B) Top: genome map of HPV16, indicating human-viral DNA breakpoints and RNA breakpoints. Middle (DNA): Mean proportion of the CN at each position over the maximum HPV16 CN for each sample with hybrid RNA transcripts (orange) and those without (grey), based on AA copy number estimates. We observed selective enrichment of viral genomic copy number in the E6/E7 region, and 5’ end of E1 in hybrid RNA tumors, while those without hybrid RNA showed much more uniform enrichment of viral copy number throughout the genome. Bottom (RNA): RNA-seq coverage for hybrid RNA tumors (orange) and those without hybrid RNA (grey). Coverage is rescaled by the median coverage across the virus, and the log2 value is shown. The lower plot shows the log2 ratio of scaled coverage between orange and grey from the upper plot, representing a log2 fold-change in mean scaled coverage. The highest peak overlaps SD880, indicating selectively increased transcription of that location in tumors with hybrid RNA. We also observed that the E4/E5 region, including the 5’ end of L2 were far less likely to have selective enrichment for genomic copy number in hybrid RNA tumors, and that there was decreased expression of those regions as compared to tumors without hybrid RNA.

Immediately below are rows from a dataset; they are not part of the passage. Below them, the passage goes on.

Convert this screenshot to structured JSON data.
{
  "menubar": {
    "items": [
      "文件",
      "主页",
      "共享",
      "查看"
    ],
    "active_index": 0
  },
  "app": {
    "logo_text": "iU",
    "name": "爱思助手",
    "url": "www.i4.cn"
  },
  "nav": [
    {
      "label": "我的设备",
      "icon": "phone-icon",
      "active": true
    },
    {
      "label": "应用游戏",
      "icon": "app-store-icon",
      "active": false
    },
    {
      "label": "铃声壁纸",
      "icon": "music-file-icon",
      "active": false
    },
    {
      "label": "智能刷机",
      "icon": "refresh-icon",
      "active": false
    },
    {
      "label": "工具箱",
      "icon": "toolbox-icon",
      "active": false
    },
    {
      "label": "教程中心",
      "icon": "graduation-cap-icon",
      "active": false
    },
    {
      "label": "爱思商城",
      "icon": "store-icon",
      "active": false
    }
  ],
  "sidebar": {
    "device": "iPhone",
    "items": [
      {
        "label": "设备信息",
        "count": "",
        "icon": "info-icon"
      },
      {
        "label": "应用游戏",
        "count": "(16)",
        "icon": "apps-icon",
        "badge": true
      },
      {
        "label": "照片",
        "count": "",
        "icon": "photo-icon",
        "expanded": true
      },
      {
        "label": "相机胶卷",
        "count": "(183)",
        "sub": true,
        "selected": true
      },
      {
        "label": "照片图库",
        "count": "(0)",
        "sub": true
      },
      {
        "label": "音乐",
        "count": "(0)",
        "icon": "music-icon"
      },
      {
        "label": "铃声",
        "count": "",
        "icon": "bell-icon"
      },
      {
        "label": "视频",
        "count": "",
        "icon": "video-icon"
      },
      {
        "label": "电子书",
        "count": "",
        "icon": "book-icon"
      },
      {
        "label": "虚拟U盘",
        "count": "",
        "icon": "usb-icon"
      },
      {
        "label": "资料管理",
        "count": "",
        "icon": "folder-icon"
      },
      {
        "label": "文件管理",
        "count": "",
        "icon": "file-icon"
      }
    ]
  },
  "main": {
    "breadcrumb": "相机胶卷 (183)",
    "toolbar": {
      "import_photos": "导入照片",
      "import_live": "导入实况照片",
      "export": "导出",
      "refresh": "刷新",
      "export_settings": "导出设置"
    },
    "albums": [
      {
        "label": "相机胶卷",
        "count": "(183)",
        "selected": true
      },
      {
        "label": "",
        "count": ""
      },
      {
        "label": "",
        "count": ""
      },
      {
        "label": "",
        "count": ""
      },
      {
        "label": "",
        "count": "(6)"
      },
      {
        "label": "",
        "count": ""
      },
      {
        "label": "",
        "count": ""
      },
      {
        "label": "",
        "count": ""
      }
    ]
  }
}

C) Splice acceptor cluster quantification of hybrid transcripts for Institutional and TCGA cohorts stratified based on splice donor location. We found that the median splice acceptor range varied from 29 to 20,399 nucleotides wide across the TCGA and institutional cohort, and were narrowest for SD1302 (median 28.8 in TCGA; 406 in institutional) and widest for SD226 (20,399 in institutional cohort).